The water system revenue bonds also maintain a high Aa2 rating/Stable Outlook, Rapson added.
“Our finance team continues to do a great job keeping our financials healthy and stable,” Rapson said.

According to Moody’s overview, Fayette County has an excellent credit position. Its Aaa rating is above the median rating of Aa2 for U.S. counties. Key credit factors include exceptionally low debt and pension liabilities, a very strong financial position, an extensive tax base and a strong wealth and income profile.

“The debt and pension burdens of the county are extremely small overall and are consistent with the assigned rating of Aaa. The net direct debt to full value (0.2 percent) is slightly under the U.S. median, and remained flat from 2015 to 2019. In addition, the Moody’s-adjusted net pension liability to operating revenues (0.18x) favorably is materially lower than the U.S. median,” Moody’s said.

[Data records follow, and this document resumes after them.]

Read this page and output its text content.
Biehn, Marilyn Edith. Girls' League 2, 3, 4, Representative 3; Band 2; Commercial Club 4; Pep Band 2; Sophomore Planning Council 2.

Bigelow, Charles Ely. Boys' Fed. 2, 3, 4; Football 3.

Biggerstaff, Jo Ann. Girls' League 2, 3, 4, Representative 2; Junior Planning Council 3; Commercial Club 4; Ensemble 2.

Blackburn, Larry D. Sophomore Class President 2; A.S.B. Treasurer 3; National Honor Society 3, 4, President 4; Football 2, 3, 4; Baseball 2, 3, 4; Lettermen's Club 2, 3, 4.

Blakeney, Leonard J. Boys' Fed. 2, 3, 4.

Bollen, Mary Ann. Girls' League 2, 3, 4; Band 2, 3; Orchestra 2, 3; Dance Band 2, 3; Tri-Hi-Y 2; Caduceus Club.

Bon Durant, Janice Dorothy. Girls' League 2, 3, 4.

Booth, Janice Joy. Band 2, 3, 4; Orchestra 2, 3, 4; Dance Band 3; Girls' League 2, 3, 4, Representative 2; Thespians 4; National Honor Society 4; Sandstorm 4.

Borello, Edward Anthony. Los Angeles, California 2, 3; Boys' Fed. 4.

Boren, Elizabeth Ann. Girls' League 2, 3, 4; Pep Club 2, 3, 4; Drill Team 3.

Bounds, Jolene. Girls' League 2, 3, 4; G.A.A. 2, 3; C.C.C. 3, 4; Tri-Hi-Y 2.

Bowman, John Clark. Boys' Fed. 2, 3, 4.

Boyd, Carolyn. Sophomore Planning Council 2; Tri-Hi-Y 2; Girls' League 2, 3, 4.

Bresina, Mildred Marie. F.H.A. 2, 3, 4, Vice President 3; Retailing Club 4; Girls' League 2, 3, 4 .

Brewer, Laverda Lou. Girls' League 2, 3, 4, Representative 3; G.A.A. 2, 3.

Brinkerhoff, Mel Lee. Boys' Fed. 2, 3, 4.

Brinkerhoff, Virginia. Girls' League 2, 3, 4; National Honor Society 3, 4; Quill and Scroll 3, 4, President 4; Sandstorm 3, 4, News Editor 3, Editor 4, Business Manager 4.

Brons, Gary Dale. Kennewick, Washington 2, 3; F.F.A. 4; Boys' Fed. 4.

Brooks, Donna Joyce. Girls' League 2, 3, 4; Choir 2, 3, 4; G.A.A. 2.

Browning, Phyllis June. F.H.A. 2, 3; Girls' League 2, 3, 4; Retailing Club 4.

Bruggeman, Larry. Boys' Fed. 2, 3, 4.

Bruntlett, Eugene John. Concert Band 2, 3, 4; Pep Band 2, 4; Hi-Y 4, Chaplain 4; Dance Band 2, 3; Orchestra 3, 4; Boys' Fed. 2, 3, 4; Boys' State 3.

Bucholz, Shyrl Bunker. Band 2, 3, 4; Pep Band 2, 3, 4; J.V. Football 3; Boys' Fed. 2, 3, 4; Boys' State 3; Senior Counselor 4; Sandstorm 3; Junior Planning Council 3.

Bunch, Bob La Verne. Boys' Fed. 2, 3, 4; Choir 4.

Concerning Fayette’s finances, Moody’s said the financial position of the county is robust and is in line with its Aaa rating. The cash balance as a percent of operating revenues (86.3 percent) is far superior to the U.S. median. However, it suffered a minor decline from 2015 to 2019. Also, the fund balance as a percent of operating revenues (25.1 percent) is a bit weaker than other Moody’s-rated counties nationwide.

Pertaining to the water system’s revenue bonds, Moody’s overview noted that Fayette County’s credit position is very strong, and it’s Aa2 rating is slightly above the median rating of Aa3 for U.S. water systems. Key credit factors include a sizeable system with a wealthy service area, healthy liquidity, a manageable debt profile and satisfactory debt service coverage.